CP - Constraint Programming (course 1DL440) - Autumn 2013

Information

Official

  • Catalogue entry for this course, including the official course goals; unofficial secondary course goals are the acquisition of technical writing & typesetting skills as well as note-taking skills

Aim

Constraint programming proposes a set of techniques and tools for efficiently solving (hard) combinatorial problems. Doing so is crucial in many application domains, such as scheduling, planning, molecular biology, finance, linguistics, and so on. Many companies are successfully deploying constraint programming, making knowledge thereof a marketable asset. This course combines coverage of theoretical foundations with hands-on experience in modelling and solving real-life combinatorial problems.

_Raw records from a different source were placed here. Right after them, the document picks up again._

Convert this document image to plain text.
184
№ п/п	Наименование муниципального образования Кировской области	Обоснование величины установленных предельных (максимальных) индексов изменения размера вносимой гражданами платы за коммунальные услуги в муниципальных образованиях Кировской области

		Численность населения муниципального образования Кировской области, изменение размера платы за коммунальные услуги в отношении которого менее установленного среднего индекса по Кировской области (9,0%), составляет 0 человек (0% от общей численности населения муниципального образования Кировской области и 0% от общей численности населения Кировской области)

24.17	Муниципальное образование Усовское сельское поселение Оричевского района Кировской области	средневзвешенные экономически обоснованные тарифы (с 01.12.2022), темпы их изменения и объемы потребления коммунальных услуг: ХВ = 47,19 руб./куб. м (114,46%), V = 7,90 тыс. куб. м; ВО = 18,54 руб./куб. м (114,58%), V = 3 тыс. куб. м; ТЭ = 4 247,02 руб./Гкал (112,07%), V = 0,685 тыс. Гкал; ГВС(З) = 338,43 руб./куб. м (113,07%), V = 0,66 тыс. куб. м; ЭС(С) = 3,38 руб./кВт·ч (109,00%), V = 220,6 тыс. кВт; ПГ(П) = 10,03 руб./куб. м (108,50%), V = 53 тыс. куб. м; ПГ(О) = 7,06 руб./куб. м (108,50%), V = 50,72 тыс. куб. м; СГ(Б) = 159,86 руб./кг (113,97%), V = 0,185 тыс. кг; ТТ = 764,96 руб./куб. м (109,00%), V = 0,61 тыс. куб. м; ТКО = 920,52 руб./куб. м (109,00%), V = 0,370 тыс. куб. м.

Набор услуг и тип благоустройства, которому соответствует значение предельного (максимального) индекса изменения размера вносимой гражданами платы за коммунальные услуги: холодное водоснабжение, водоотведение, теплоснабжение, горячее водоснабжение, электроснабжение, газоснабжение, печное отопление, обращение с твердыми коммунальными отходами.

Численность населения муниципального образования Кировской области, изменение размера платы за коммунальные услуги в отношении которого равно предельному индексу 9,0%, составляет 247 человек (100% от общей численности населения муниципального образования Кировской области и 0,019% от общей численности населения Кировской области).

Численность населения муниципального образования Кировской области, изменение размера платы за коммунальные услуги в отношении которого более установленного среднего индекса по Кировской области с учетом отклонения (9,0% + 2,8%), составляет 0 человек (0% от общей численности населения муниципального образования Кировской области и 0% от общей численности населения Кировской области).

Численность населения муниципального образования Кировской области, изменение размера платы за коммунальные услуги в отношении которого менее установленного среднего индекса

See the Constraint Applications blog as well as the articles Constraint Programming in Sweden, Constraint Technology and the Commercial World (these links work from the UU network), and Constraint Programming -- The Paradigm to Watch, for instance.

Target Group

Natural-science students (biology, bioinformatics, physics, chemistry, ...), mathematics students, engineering students, finance students, linguistics students, computer-science students, and anyone interested in solving complex problems that have many constraints. Note that constraint programming is complementary to linear programming (a common technique in operations research): this course will be of particular interest to students with such a background. The target audience includes third-year and fourth-year undergraduate students, as well as graduate students.

Prerequisites

120 higher-education credits (that is 120 ECTS points) in science, technology, systems science, or linguistics, including 12 higher-education credits (that is 12 ECTS points) in programming and basic algebra. Programming skills in C++ are assumed.

News

All announcements about the course will be made here, so check this page regularly:


  • 2014-01-08: The exam is graded and published: starting on the next workday, you may inspect your annotated copy at IT kansliet; the grades will come up on-line (at Ladok) in a few workdays.
  • 2013-12-10: The deadline for Assignment 3 is extended by exactly one week.
  • 2013-10-15: Project part 3 is published. All the necessary material (topic 5) has already been taught.
  • 2013-10-02: Project part 2 is published. All the necessary material (topic 4) has already been taught.
  • 2013-09-24: Assignment 3 is published. All the necessary material (topics 1 to 9) will normally have been taught long before the deadline, so you can start very early.
  • 2013-09-10: Project part 1 is published. All the necessary material (topics 1 to 6) will normally have been taught until 30 September inclusive, but some aspects can be handled much earlier.
  • 2013-09-06: Assignment 2 is published. All the necessary material (topics 3 to 5) will normally have been taught until 24 September inclusive, but some questions can be answered much earlier.
  • 2013-09-02: Assignment 1 is published. All the necessary material (topics 1 and 2) will have been taught until 3 September inclusive.
  • 2013-09-02: Until midnight of Sunday 8 September, you can build a team of two students using the "Register Homework Teams" option of the "Group Divisions" menu at the Student Portal of CP. After that, the remaining students will be randomly divided into teams. You can advertise your search for a teammate using the "Team Partner Search" option of the "Forums" menu at the Student Portal of CP. If, by Friday 6 September afternoon, at least one teammate is not yet formally registered to the course, then declare the team by email to the head teacher.
  • 2013-06-14: These pages were created and will be continuously updated until and during the course.

Updated  2014-01-08 09:21:05 by Pierre Flener.